The cereal box problem: How many boxes does it take to find all prizes?

Children’s cereal manufacturers often attract the attention of young clients by including small prizes and toys in every box; sometimes all prizes are identical, but most often individual prizes are part of a collection, and kids are encouraged to collect them and try to complete a full collection. How long does it take ?

Simple probabilistic modeling shows that on average $n (1 + 1/2 + \ldots + 1/n)$ boxes are required to complete a full set of $n$ prizes: for example, it takes on average $14.7$ boxes to complete a full set of six prizes.

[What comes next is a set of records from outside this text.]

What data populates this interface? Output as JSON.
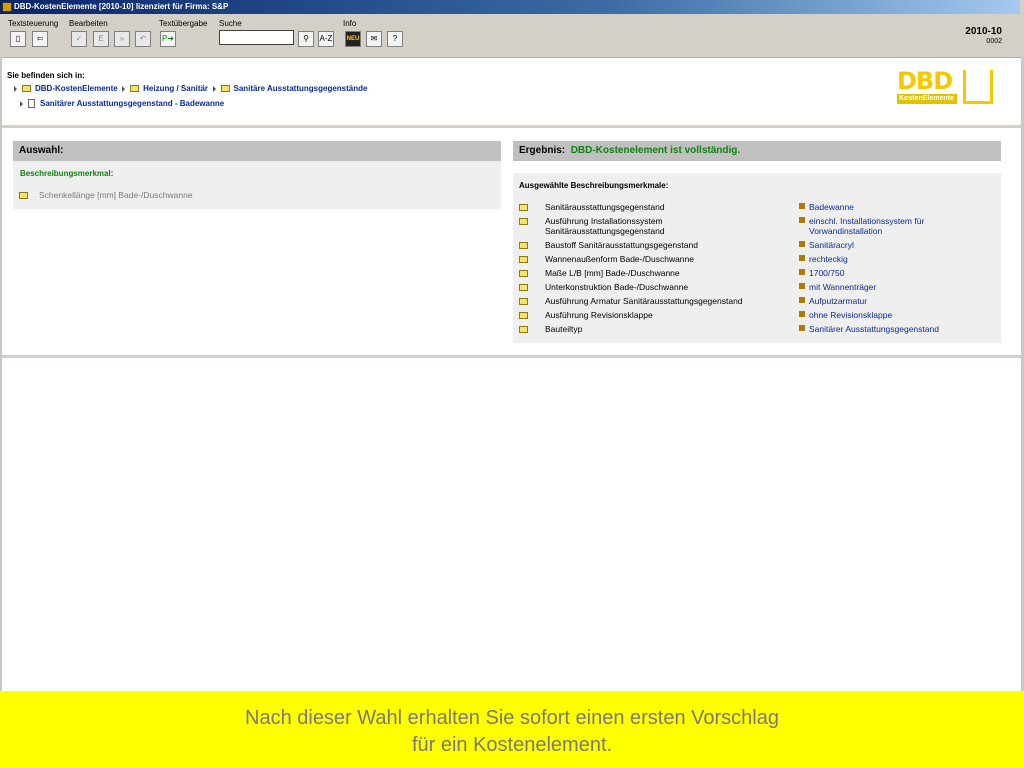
{
  "window": {
    "title": "DBD-KostenElemente [2010-10] lizenziert für Firma: S&P"
  },
  "toolbar": {
    "groups": [
      "Textsteuerung",
      "Bearbeiten",
      "Textübergabe",
      "Suche",
      "Info"
    ],
    "search_value": "",
    "search_btn_az": "A-Z",
    "info_neu": "NEU"
  },
  "version": {
    "year": "2010-10",
    "build": "0002"
  },
  "breadcrumb": {
    "label": "Sie befinden sich in:",
    "items": [
      "DBD-KostenElemente",
      "Heizung / Sanitär",
      "Sanitäre Ausstattungsgegenstände"
    ],
    "current": "Sanitärer Ausstattungsgegenstand - Badewanne"
  },
  "logo": {
    "big": "DBD",
    "sub": "KostenElemente"
  },
  "auswahl": {
    "header": "Auswahl:",
    "section": "Beschreibungsmerkmal:",
    "item": "Schenkellänge [mm] Bade-/Duschwanne"
  },
  "ergebnis": {
    "label": "Ergebnis:",
    "status": "DBD-Kostenelement ist vollständig.",
    "section": "Ausgewählte Beschreibungsmerkmale:",
    "rows": [
      {
        "name": "Sanitärausstattungsgegenstand",
        "value": "Badewanne"
      },
      {
        "name": "Ausführung Installationssystem",
        "name2": "Sanitärausstattungsgegenstand",
        "value": "einschl. Installationssystem für",
        "value2": "Vorwandinstallation"
      },
      {
        "name": "Baustoff Sanitärausstattungsgegenstand",
        "value": "Sanitäracryl"
      },
      {
        "name": "Wannenaußenform Bade-/Duschwanne",
        "value": "rechteckig"
      },
      {
        "name": "Maße L/B [mm] Bade-/Duschwanne",
        "value": "1700/750"
      },
      {
        "name": "Unterkonstruktion Bade-/Duschwanne",
        "value": "mit Wannenträger"
      },
      {
        "name": "Ausführung Armatur Sanitärausstattungsgegenstand",
        "value": "Aufputzarmatur"
      },
      {
        "name": "Ausführung Revisionsklappe",
        "value": "ohne Revisionsklappe"
      },
      {
        "name": "Bauteiltyp",
        "value": "Sanitärer Ausstattungsgegenstand"
      }
    ]
  },
  "caption": {
    "line1": "Nach dieser Wahl erhalten Sie sofort einen ersten Vorschlag",
    "line2": "für ein Kostenelement."
  },
  "colors": {
    "titlebar": "#0a246a",
    "highlight": "#ffff00",
    "status_green": "#108010",
    "link_blue": "#0a2a9a"
  }
}
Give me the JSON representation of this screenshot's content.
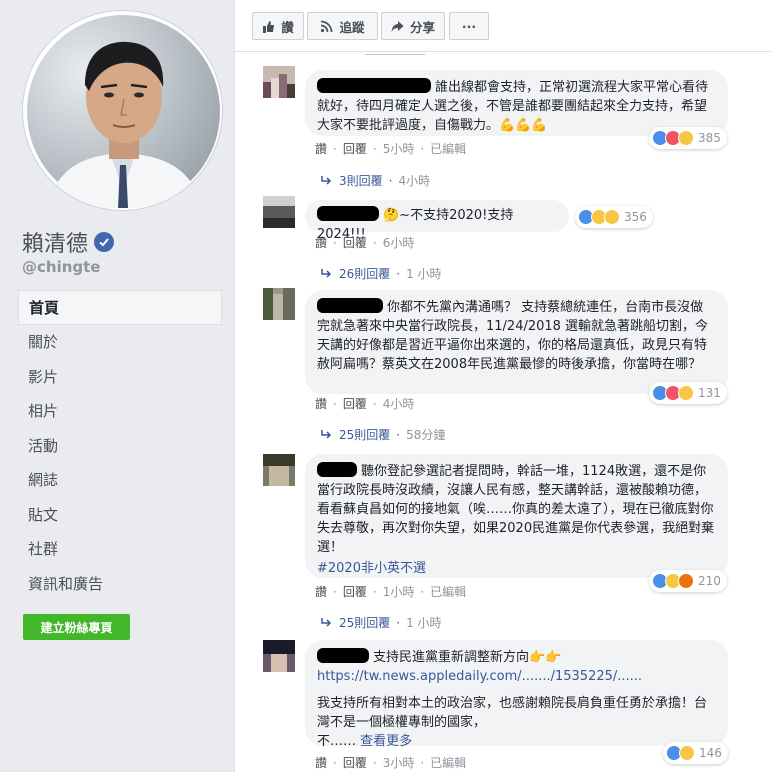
{
  "profile": {
    "name": "賴清德",
    "handle": "@chingte"
  },
  "nav": [
    "首頁",
    "關於",
    "影片",
    "相片",
    "活動",
    "網誌",
    "貼文",
    "社群",
    "資訊和廣告"
  ],
  "create_page_label": "建立粉絲專頁",
  "toolbar": {
    "like_label": "讚",
    "follow_label": "追蹤",
    "share_label": "分享",
    "more_label": "···"
  },
  "comments": [
    {
      "text": "誰出線都會支持，正常初選流程大家平常心看待就好，待四月確定人選之後，不管是誰都要團結起來全力支持，希望大家不要批評過度，自傷戰力。💪💪💪",
      "reaction_count": "385",
      "like": "讚",
      "reply": "回覆",
      "time": "5小時",
      "edited": "已編輯",
      "replies": "3則回覆",
      "replies_time": "4小時"
    },
    {
      "text": "🤔~不支持2020!支持2024!!!",
      "reaction_count": "356",
      "like": "讚",
      "reply": "回覆",
      "time": "6小時",
      "replies": "26則回覆",
      "replies_time": "1 小時"
    },
    {
      "text": "你都不先黨內溝通嗎？ 支持蔡總統連任，台南市長沒做完就急著來中央當行政院長，11/24/2018 選輸就急著跳船切割，今天講的好像都是習近平逼你出來選的，你的格局還真低，政見只有特赦阿扁嗎？蔡英文在2008年民進黨最慘的時後承擔，你當時在哪？",
      "reaction_count": "131",
      "like": "讚",
      "reply": "回覆",
      "time": "4小時",
      "replies": "25則回覆",
      "replies_time": "58分鐘"
    },
    {
      "text": "聽你登記參選記者提問時，幹話一堆，1124敗選，還不是你當行政院長時沒政績，沒讓人民有感，整天講幹話，還被酸賴功德，看看蘇貞昌如何的接地氣（唉……你真的差太遠了），現在已徹底對你失去尊敬，再次對你失望，如果2020民進黨是你代表參選，我絕對棄選！",
      "hashtag": "#2020非小英不選",
      "reaction_count": "210",
      "like": "讚",
      "reply": "回覆",
      "time": "1小時",
      "edited": "已編輯",
      "replies": "25則回覆",
      "replies_time": "1 小時"
    },
    {
      "text": "支持民進黨重新調整新方向👉👉",
      "url": "https://tw.news.appledaily.com/......./1535225/......",
      "body": "我支持所有相對本土的政治家，也感謝賴院長肩負重任勇於承擔！台灣不是一個極權專制的國家，",
      "ellipsis": "不……",
      "see_more": "查看更多",
      "reaction_count": "146",
      "like": "讚",
      "reply": "回覆",
      "time": "3小時",
      "edited": "已編輯"
    }
  ],
  "colors": {
    "accent": "#4267b2",
    "link": "#385898",
    "green_button": "#42b72a",
    "bubble": "#f2f3f5"
  }
}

Numerical and experimental simulation

The expected number of boxes to buy before finding all $n$ prices is shown below:

This histogram shows the calculated average number of purchases required to accumulate at least one copy of each prize, for various sizes $n$ of prizes sets: for example, finding all prizes in a series of twelve requires on average 37.24 purchases. Note that the curve is somewhat steeper than linear, due to a multiplicative logarithmic factor $\left(1 + \frac12 + \frac13 + \ldots + \frac1{n}\right) \sim \log(n)$

And here is an experimental simulation for $n = 6$: the graph below shows how many purchases were required to obtain six prizes out of six, over 1,000,000 simulations.

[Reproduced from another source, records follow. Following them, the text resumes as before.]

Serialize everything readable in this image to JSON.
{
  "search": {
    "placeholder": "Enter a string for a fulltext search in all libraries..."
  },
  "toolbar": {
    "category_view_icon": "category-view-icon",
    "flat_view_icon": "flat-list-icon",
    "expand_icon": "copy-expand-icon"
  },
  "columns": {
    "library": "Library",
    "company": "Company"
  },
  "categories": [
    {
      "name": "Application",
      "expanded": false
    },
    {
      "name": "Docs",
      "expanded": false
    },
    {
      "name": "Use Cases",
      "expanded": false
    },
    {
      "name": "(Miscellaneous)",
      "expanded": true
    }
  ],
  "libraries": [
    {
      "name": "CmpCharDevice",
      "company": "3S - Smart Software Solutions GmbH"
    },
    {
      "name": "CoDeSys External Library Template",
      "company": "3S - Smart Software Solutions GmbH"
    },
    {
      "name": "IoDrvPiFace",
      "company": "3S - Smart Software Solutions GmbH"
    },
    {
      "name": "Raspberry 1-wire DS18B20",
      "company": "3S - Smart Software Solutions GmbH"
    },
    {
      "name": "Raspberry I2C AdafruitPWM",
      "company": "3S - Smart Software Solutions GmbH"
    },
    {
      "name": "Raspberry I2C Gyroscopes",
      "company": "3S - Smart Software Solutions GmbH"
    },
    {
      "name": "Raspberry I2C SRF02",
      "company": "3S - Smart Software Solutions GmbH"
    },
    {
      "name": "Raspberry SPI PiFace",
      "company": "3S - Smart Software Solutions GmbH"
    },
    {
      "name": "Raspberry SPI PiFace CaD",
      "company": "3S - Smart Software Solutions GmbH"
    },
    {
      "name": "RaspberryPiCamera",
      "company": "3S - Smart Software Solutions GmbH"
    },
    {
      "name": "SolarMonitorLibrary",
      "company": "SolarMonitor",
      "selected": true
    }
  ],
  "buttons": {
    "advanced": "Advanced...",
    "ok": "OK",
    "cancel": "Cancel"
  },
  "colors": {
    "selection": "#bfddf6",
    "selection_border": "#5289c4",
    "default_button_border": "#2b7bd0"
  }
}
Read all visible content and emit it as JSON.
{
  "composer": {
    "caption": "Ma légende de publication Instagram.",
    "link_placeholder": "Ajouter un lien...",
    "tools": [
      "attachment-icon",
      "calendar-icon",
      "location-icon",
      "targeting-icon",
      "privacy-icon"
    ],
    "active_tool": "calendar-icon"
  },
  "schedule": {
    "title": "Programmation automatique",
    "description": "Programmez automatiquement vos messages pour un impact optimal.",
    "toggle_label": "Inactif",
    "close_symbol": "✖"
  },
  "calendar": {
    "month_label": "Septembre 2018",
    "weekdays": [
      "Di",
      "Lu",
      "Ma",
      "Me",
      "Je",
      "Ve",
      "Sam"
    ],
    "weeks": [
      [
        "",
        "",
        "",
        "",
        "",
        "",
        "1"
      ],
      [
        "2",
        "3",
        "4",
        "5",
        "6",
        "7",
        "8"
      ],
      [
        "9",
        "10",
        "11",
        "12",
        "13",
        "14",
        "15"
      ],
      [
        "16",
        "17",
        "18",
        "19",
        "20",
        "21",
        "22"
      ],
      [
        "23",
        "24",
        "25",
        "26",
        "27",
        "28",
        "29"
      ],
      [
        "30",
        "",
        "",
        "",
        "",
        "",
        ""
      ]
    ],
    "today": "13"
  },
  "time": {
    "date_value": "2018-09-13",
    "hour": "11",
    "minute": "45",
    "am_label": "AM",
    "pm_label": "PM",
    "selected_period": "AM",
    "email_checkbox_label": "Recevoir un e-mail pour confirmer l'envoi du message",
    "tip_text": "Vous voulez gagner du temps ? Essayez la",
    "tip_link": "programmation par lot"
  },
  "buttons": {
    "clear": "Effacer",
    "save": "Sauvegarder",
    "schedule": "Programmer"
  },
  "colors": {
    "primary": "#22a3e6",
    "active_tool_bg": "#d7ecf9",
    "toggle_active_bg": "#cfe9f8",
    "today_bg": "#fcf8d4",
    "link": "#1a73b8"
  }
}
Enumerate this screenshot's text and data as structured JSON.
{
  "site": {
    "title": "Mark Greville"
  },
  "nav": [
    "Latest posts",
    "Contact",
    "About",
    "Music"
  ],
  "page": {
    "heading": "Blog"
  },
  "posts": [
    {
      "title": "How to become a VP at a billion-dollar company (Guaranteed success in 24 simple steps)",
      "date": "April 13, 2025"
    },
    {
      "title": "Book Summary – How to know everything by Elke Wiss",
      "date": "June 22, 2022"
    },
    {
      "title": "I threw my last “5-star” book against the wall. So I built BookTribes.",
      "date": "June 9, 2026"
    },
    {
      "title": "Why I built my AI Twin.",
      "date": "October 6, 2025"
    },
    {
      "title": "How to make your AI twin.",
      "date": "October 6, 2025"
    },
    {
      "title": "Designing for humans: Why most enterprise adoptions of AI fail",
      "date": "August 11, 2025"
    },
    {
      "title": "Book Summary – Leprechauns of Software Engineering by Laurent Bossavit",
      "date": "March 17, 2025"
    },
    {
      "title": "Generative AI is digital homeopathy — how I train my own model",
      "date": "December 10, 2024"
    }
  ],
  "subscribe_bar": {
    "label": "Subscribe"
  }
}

Experimental time to completion distribution chart

This histogram shows the experimental probability distribution of $T_6$; that is, of the number of cereal boxes that one needs to purchase before finding all prizes in a series of six. Interestingly, despite the peak at $t = 11$, the distribution’s long tail offsets the average to $14.65$ in this experiment — close to the theoretical prediction of $14.7$.

Interested in how these plots were obtained? Read on to find out, or skip directly to the comments to share your thoughts!

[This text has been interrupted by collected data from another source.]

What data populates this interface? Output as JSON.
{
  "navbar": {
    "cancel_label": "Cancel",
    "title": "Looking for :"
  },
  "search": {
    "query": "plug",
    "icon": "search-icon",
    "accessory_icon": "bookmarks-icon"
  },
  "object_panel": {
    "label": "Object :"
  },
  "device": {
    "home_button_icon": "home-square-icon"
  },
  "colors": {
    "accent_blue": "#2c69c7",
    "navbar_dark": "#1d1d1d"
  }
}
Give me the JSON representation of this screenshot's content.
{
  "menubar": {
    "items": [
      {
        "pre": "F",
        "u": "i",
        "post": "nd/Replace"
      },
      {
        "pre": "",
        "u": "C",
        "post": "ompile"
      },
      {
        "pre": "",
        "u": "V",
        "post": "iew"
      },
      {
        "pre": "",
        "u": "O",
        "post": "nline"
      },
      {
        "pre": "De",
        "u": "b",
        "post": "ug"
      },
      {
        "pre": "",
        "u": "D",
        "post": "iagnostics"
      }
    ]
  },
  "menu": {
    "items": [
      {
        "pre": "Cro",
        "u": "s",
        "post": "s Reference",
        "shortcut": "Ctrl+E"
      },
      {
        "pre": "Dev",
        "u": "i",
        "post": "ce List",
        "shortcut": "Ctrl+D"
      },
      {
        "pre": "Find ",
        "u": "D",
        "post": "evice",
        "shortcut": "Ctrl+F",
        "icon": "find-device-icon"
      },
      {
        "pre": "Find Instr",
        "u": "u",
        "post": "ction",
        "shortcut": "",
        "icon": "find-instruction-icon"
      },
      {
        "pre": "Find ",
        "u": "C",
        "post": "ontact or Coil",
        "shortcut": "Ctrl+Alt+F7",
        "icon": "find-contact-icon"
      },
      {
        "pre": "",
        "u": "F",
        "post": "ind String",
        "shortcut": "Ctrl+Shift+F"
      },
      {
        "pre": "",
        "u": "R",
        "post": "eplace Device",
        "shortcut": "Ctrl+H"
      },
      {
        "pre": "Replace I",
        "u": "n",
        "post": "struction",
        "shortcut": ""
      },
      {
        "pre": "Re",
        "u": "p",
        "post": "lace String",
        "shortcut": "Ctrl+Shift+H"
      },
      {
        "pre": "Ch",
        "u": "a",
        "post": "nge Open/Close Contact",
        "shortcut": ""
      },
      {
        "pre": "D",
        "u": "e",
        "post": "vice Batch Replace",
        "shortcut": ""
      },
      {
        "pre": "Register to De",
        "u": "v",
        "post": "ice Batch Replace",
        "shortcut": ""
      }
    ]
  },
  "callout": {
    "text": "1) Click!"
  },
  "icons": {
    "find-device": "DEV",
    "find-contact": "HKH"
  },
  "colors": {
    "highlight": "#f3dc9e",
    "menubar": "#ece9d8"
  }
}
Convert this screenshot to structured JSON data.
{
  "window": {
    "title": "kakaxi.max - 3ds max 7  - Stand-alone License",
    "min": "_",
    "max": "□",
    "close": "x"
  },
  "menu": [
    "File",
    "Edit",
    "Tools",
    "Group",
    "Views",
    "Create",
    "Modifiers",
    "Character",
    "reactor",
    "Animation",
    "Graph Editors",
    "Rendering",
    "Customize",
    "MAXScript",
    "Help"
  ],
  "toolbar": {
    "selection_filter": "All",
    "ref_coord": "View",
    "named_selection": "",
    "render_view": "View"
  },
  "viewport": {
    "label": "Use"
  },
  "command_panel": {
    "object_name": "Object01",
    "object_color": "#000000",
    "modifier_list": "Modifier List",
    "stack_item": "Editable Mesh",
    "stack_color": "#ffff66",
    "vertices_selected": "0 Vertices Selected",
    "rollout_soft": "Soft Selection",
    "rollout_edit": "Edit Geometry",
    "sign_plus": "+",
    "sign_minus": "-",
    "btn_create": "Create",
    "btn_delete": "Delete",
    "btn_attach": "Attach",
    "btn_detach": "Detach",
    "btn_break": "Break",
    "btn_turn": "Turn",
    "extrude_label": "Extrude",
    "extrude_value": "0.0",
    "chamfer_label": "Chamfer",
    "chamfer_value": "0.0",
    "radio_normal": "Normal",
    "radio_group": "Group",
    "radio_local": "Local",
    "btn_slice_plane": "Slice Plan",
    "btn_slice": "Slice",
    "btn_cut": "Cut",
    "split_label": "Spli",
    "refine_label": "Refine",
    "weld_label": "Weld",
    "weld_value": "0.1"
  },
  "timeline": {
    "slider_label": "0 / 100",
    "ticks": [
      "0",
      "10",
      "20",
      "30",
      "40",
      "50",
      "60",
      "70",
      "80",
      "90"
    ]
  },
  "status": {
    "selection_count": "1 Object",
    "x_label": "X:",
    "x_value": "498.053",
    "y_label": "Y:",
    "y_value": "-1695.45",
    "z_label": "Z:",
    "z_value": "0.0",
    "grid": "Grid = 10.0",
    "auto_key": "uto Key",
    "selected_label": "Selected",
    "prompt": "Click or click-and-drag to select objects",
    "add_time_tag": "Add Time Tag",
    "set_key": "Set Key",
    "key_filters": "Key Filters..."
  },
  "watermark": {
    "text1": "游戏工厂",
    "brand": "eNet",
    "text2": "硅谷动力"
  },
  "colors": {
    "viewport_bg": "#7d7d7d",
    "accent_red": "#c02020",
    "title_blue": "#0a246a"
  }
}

Calculations and simulation code

Theoretical average

Assume there are $n$ different prizes, all of which are equally distributed in cereal boxes. Model buyer behavior as a sequence of purchases, and call $T_k$ the time at which they find the $k$^th prize : clearly $T_0 = 0$ (no purchases are needed to find 0 prizes) and $T_1 = 1$ (one finds their first prize immediately after buying their first cereal box). Naturally, $T_n$ denotes the time required to find all prizes.

To calculate $\newcommand{\E}[1]{\mathrm{\mathbf{E}}\left[#1\right]}\E{T_n}$, call $\Delta_k$ the elapsed time between the $k$^th and $k+1$^th prizes, i.e. $\Delta_k = T_{k+1} – T_k$. Summing over $k$ yields $\sum_{k=0}^{n-1} \Delta_k = T_n – T_0$ which, given the linearity of the expectation operator, yields $$
\sum_{k=0}^{n-1} \E{\Delta_k} = \E{T_n}
$$

All that remains to be done now is to calculate $\E{\Delta_k}$ for all $k \in \{ 0, \ldots, n-1 \}$. By definition $$
\newcommand{\P}[1]{\mathrm{\mathbf{P}}\left(#1\right)}\E{\Delta_k} = \sum_{\delta = 1}^\infty \P{T_{k+1} = T_{k} + \delta} · \delta
$$

$\P{T_{k+1} = T_{k} + \delta}$ is the probability of finding the $k+1$^th exactly $\delta$ purchases after obtaining the $k$^th; that is, the probability of completing $\delta – 1$ unproductive purchases, then a successful one. Now the probability of hitting a sequence of $\delta – 1$ unproductive purchases is exactly $(k/n)^{\delta-1}$; hence $$
\P{T_{k+1} = T_{k} + \delta} = \left(\frac{k}{n}\right)^{\delta-1}\left(1 – \frac{k}{n}\right)
$$

Summing over positive values of $\delta$ yields $$
\begin{align*}
\E{\Delta_k} &= \sum_{\delta = 1}^\infty \P{T_k = T_{k-1} + \delta} · \delta = \sum_{\delta = 1}^\infty (k/n)^{\delta-1} · (1 – k/n) · \delta\\
&= (1 – k/n) \sum_{\delta = 1}^\infty \delta (k/n)^{\delta-1} = (1 – k/n) \frac{1}{(1 – k/n)^2}\\
&= \frac{1}{1 – k/n} = \frac{n}{n-k}
\end{align*}
$$

And summing over $k$ yields $$
\begin{align*}
\E{T_n} &= \sum_{k=0}^{n-1} \E{\Delta_k} = \sum_{k=0}^{n-1} \frac{n}{n-k} = n \sum_{k=1}^{n} \frac{1}{k}\\
&= n \left(1 + \frac12 + \frac13 + \ldots + \frac1{n}\right)
\end{align*}
$$

Which, for large $n$, is $n \left(\log(n) + \gamma + \frac1{2n} + o\left(\frac1n\right)\right)$ (where $\gamma \approx 0.57722$ denotes the Euler–Mascheroni constant).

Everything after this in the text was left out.